Kantar Global Business Compass : Zoom sur le triptyque purpose, shared value et meaningful

Vendredi 18 Décembre 2020

Kantar Global Business Compass : Zoom sur le triptyque purpose, shared value et meaningful

Au cours des derniers mois, Kantar a sondé quelque 4.500 entreprises de 70 pays, dont 70 en Belgique, sur l'impact du Covid-19, les mesures prises pour s'adapter et leurs plans visant à surmonter la crise. Premier constat de ce Global Business Compass : alors que 80% confirment avoir été impactées négativement, 40% estiment que la crise a (également) eu des aspects positifs, et notamment un changement de cap ou des investissements en marketing, innovation et e-commerce.
 
Au-delà de mesures évidentes visant à limiter l'ensemble des coûts, trois axes de développement se dessinent sur la voie de la reprise. Au niveau de leur fonctionnement tout d'abord, Kantar évoque une remise à plat et un ajustement de la stratégie et du modèle opérationnel. Au niveau de la transformation numérique ensuite, avec un accès optimisé et plus rapide aux données, à l'e-commerce et au customer journey (davantage) numérique. Enfin au niveau du "purpose", l'institut note l'importance d'une différentiation pertinente qui apporte une aide concrète non seulement pour les consommateurs, mais aussi pour les collaborateurs et la société, associée à une communication efficace.
 
« Tout comme dans la théorie de l'évolution, la question n'est pas d'être le plus grand ou le plus fort, mais d'être le plus résilient et le plus flexible. Les entreprises doivent donc s'adapter à l'évolution des besoins des consommateurs et continuer à développer leur marque et leur communication sur cette base, ce que les plus forts font aujourd'hui déjà. L'innovation, le marketing et l'e-commerce apparaissent à cet égard comme des outils essentiels et puissants. Les évolutions démontrent l'importance du purpose et la nécessité de communiquer sur ce thème », note Maria Darmi, CEO de Kantar Belgium.

Nous l'avons rencontrée, aux côtés de Corinne Mostaert, Client Partner chez Kantar. Et tant qu'à parler de purpose, nous avons également convié Alain Mayné, Director Strategic Planning chez Hoet & Hoet et l'une des chevilles ouvrières du Meaningful Marketing Framework de BAM.
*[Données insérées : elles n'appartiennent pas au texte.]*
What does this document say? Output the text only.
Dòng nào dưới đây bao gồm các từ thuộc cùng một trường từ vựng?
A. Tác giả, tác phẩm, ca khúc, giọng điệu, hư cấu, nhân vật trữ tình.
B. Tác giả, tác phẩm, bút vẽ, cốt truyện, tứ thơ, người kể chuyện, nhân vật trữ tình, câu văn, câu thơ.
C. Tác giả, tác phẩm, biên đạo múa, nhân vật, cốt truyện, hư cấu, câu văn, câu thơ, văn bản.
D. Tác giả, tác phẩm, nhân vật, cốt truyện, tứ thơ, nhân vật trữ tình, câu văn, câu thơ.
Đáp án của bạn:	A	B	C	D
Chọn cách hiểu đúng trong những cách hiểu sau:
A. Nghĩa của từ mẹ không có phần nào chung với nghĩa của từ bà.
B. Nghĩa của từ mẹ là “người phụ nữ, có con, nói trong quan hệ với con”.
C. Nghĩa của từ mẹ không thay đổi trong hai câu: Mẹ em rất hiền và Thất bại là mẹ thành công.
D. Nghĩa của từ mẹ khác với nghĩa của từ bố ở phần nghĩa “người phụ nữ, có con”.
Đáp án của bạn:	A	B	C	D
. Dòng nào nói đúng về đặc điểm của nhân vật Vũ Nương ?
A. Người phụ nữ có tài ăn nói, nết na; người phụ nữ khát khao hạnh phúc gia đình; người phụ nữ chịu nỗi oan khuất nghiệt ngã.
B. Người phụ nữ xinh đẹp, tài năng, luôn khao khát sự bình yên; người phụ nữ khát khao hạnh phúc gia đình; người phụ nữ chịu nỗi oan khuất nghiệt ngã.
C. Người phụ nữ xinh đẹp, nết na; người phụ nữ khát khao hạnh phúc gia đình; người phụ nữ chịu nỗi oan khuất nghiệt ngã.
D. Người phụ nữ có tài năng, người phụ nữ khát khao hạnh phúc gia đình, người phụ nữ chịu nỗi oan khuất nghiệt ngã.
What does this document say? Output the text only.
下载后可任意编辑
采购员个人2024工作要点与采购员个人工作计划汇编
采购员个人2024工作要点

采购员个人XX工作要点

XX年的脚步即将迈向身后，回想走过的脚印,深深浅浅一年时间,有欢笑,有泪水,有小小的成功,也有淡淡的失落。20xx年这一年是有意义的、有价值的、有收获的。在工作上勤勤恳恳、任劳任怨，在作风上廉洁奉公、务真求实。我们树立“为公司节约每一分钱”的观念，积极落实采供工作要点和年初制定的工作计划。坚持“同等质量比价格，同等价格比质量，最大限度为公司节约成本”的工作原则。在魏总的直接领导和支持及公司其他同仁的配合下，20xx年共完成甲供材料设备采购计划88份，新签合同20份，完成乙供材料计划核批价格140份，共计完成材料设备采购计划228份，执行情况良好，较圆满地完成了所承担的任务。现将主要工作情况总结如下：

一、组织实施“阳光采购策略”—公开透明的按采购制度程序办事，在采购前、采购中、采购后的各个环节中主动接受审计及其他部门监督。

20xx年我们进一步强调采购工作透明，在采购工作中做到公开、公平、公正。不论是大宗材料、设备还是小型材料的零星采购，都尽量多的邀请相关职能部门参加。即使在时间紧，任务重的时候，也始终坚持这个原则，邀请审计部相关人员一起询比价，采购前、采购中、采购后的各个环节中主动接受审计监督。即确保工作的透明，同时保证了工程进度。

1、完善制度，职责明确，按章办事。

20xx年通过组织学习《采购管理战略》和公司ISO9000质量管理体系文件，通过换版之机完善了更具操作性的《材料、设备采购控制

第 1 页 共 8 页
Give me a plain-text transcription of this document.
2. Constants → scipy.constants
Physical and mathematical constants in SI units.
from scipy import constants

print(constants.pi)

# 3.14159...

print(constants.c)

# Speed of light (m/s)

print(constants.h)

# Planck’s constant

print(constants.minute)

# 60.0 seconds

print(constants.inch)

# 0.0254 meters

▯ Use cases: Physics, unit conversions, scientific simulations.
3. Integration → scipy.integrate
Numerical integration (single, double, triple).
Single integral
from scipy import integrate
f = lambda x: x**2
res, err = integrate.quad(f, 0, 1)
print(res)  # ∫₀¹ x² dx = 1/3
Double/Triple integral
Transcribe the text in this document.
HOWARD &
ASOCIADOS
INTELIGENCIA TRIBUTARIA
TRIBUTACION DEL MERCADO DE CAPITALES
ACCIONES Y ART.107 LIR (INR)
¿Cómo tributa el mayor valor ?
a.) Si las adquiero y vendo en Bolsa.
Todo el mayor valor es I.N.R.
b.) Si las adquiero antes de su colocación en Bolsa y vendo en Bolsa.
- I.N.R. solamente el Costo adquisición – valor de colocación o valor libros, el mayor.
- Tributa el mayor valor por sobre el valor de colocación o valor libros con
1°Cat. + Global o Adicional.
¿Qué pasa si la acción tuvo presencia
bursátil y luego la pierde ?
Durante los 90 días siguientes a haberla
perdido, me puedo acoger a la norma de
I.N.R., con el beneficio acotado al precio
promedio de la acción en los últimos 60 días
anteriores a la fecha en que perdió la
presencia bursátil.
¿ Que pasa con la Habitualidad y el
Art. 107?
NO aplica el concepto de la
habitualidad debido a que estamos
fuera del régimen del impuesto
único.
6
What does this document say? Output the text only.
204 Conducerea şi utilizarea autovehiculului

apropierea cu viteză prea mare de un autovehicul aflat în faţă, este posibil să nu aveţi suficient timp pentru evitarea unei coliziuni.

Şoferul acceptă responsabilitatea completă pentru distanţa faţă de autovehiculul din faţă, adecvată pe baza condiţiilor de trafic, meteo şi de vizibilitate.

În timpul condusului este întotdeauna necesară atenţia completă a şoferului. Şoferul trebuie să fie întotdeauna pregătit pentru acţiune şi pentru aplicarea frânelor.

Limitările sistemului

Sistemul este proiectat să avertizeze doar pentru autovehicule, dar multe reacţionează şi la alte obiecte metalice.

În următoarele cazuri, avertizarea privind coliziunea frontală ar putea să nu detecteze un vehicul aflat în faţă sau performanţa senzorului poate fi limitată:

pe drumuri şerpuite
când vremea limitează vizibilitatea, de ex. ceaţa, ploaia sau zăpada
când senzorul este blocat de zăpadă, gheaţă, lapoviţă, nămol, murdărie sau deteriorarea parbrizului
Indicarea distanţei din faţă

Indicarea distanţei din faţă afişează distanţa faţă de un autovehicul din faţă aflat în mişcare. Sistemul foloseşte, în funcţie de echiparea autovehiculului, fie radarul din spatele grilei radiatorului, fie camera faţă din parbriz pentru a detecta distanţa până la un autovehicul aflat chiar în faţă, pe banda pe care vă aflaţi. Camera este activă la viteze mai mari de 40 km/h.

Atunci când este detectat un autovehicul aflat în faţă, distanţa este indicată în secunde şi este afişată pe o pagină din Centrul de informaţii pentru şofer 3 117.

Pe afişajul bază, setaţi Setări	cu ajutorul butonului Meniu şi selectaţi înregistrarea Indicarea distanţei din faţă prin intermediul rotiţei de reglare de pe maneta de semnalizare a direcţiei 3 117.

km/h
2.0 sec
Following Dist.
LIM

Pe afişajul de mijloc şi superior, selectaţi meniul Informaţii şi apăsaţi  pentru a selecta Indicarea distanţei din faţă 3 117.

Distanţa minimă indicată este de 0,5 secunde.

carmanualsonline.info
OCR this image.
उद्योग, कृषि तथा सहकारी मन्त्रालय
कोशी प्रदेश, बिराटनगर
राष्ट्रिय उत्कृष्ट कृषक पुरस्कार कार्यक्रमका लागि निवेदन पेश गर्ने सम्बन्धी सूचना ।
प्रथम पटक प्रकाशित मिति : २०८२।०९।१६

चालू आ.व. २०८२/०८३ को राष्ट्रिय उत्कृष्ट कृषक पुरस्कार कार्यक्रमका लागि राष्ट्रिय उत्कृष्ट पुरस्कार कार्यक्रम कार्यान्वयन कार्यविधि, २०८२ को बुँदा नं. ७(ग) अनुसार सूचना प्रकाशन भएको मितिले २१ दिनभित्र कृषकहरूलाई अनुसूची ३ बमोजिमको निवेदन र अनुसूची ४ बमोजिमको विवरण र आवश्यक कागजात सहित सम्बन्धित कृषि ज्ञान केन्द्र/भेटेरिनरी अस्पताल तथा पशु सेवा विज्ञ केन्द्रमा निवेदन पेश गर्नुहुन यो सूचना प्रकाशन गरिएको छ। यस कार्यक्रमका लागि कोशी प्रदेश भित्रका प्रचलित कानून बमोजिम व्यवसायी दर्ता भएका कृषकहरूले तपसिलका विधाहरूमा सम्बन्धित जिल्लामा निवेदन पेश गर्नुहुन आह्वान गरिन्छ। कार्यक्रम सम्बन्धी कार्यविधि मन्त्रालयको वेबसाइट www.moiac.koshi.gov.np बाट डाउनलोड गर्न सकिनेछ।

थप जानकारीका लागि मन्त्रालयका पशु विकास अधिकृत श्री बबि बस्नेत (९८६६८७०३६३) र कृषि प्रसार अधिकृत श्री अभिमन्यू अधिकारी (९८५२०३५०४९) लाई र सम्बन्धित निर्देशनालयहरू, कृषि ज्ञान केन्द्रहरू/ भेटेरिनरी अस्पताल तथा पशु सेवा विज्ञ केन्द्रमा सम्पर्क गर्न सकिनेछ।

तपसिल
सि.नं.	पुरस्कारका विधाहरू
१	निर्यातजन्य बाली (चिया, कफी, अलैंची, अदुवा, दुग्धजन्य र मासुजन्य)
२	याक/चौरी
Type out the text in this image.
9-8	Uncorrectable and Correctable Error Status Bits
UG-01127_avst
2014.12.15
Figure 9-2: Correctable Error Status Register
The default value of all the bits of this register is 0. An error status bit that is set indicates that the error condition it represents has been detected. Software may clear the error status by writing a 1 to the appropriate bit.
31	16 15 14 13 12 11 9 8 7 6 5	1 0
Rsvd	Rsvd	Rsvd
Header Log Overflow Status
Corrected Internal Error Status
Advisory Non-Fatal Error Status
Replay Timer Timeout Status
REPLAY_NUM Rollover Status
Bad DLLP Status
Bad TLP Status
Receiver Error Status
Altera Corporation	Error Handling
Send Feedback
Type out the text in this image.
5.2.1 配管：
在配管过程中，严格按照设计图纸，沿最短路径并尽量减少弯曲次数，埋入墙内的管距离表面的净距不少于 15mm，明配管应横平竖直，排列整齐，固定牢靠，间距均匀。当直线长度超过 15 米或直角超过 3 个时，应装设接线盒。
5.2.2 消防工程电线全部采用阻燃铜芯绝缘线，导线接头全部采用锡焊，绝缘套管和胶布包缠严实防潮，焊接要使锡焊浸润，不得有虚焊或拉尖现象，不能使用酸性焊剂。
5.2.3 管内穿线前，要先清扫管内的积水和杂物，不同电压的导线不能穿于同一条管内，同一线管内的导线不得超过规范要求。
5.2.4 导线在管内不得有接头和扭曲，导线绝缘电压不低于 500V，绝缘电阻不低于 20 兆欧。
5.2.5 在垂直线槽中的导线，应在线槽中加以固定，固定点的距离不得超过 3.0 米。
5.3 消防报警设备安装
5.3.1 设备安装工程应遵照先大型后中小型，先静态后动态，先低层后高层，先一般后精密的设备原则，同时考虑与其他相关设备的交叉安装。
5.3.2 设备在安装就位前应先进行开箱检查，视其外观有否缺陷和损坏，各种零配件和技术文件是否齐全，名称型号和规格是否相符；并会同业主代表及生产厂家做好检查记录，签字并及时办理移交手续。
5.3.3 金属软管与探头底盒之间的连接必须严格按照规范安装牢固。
Vous l'évoquez dans le rapport de l'étude, on constate plusieurs paradoxes dans la manière dont les entreprises belges appréhendent la crise actuelle : si la majorité des répondants estiment nécessaire une adaptation de leurs stratégies, ces mêmes entreprises se concentrent sur des changements plutôt organisationnels et structurels. Cela traduit-il un manque de vision ? 
Maria Darmi : Il faut d'abord se rendre compte que l'émergence de cette crise sanitaire a été un véritable choc pour tout le monde. Beaucoup d'efforts ont été entrepris localement pour protéger le business et les finances, mais aussi pour protéger les gens.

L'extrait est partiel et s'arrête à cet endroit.